Food is so important in Chinese culture. Millions of books say what you should eat in each week of each season, on Monday rather than Sunday, full-moon or half-moon, rain or thunder. Food is the number one subject talked about every day, even more than the economy.
In the cultural revolution of the 60s, my future parents – who were middle-class musicians – were taken away to work on distant rice farms in the countryside for five years, where they ate very little. So, I was the only child – because of the one-child laws – of parents who’d had their career dreams shattered. I have no memory of my father smiling.
We lived on Shenyang air force base in one room, with a kitchen we shared with four other families. When I was two, my parents spent half their year’s salary on an upright piano and I’d play it while the smells of bean oil, soy sauce, dumplings and hotpots drifted down the corridor. It was an inspiring infancy. But, when I was five, Father became very strict. He said I must become the best pianist in China.
At 5.45am I’d be woken up for an hour’s practice before a breakfast of 15 minutes. At noon, home from school for 45 minutes’ practice and lunch of 15 minutes. After school, two hours of practice before a 20-minute dinner, then two more hours of piano practice, then supper and school homework. My mother’s dumplings – with a secret ingredient that makes them so juicy yet so clean – are the best in the world and knowing I would have her food as a reward always gave me great energy at the keyboard.
Wanting me to enter Beijing Central Conservatory of Music, Father gave up his job in the vice squad and we moved to Beijing, without my mother, who then ate very little so she could send us money from her job as a telephone operator. Father and I lived in a one-bedroom flat with mice and his cooking was not good. He boiled tasteless vegetables and made lousy half-cooked things and had me practise until later and later each night, which sent neighbours crazy. I started eating”‘fast”-type food and became the plump kid hanging onto the back of Father’s bike. One year, my mother came to visit and said I’d doubled in size. But just having her cook for a few days made me feel a million times better.
I had piano lessons with a woman I called Professor Angry who’d say things like, “You play like you throw music out of the window”, or “You must play more like Coca Cola”. She really liked to cook so would compare music with food or my playing with eating – “You sound like tasteless chicken” or “You do that like a chopstick”. To this day, I still don’t get what she meant by “You play like a potato farmer”. (There’s nothing wrong with potato farmers and I’m sure they can be good piano players too.)

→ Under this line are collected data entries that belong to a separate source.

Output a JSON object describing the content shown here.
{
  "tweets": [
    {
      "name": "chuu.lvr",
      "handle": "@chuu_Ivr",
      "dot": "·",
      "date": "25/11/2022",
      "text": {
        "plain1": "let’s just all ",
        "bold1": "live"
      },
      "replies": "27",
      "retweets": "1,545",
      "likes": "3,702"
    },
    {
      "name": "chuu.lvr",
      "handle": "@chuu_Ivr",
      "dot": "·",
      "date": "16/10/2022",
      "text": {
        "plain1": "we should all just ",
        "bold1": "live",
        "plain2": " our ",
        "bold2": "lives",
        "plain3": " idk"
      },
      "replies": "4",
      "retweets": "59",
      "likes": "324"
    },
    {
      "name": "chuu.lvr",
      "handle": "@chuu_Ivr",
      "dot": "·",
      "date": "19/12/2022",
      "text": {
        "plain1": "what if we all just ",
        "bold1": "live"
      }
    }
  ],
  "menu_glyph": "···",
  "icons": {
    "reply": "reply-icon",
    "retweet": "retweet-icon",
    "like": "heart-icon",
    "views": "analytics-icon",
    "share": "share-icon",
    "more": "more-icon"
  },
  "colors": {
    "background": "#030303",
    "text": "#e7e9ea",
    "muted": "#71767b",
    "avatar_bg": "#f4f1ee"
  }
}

When Professor Angry said I wouldn’t be suitable for Beijing Conservatory and stopped tutoring me, my father said I should kill myself by taking pills or jumping from our 11th storey window. I was nine and I hated him for that, and I stopped playing and ate with my back to him.
At 12 I travelled to Germany – with my father and tutor Zhu– to compete in the 1994 International Competition for Young Pianists. In Ettlingen, we were housed with an elderly couple and a shepherdThe countryside was so beautiful I was thinking of Schumann, Liszt and Beethoven anew. Every breakfast we’d eat sausages while Beethoven’s 6th Symphony serenaded us from the gramophone. From what I’ve learnt since, Ludwig was a sausage lover.
On my travels I’ve been most delighted by Peruvian cooking. They have incredible food in Peru that is sort of somewhere between South American food and Asian food, with inspiration especially from Japan. What I try to avoid is really spicy food. I’m so afraid of spices. The first time I’d came to America I’d gone on a summer camp. I was the only one attending with their father. The canteen seemed good for the first few days but the food – salads, bread and desserts - never changed and there was no Chinese food and I missed it. Even in America today I seek and eat mainly Chinese food– plus Japanese and a little Italian
My mother travels and tours with me, more than 300 days a year, and borrows friends’ apartments around the world so she can cook for me. Her Chinese home food is my favourite. It is the best and will remain always the best.
I’m a goodwill ambassador for Unicef and others, and sometimes I have to take the challenge of playing while people dine. To try to play Beethoven during a meal is not a good idea.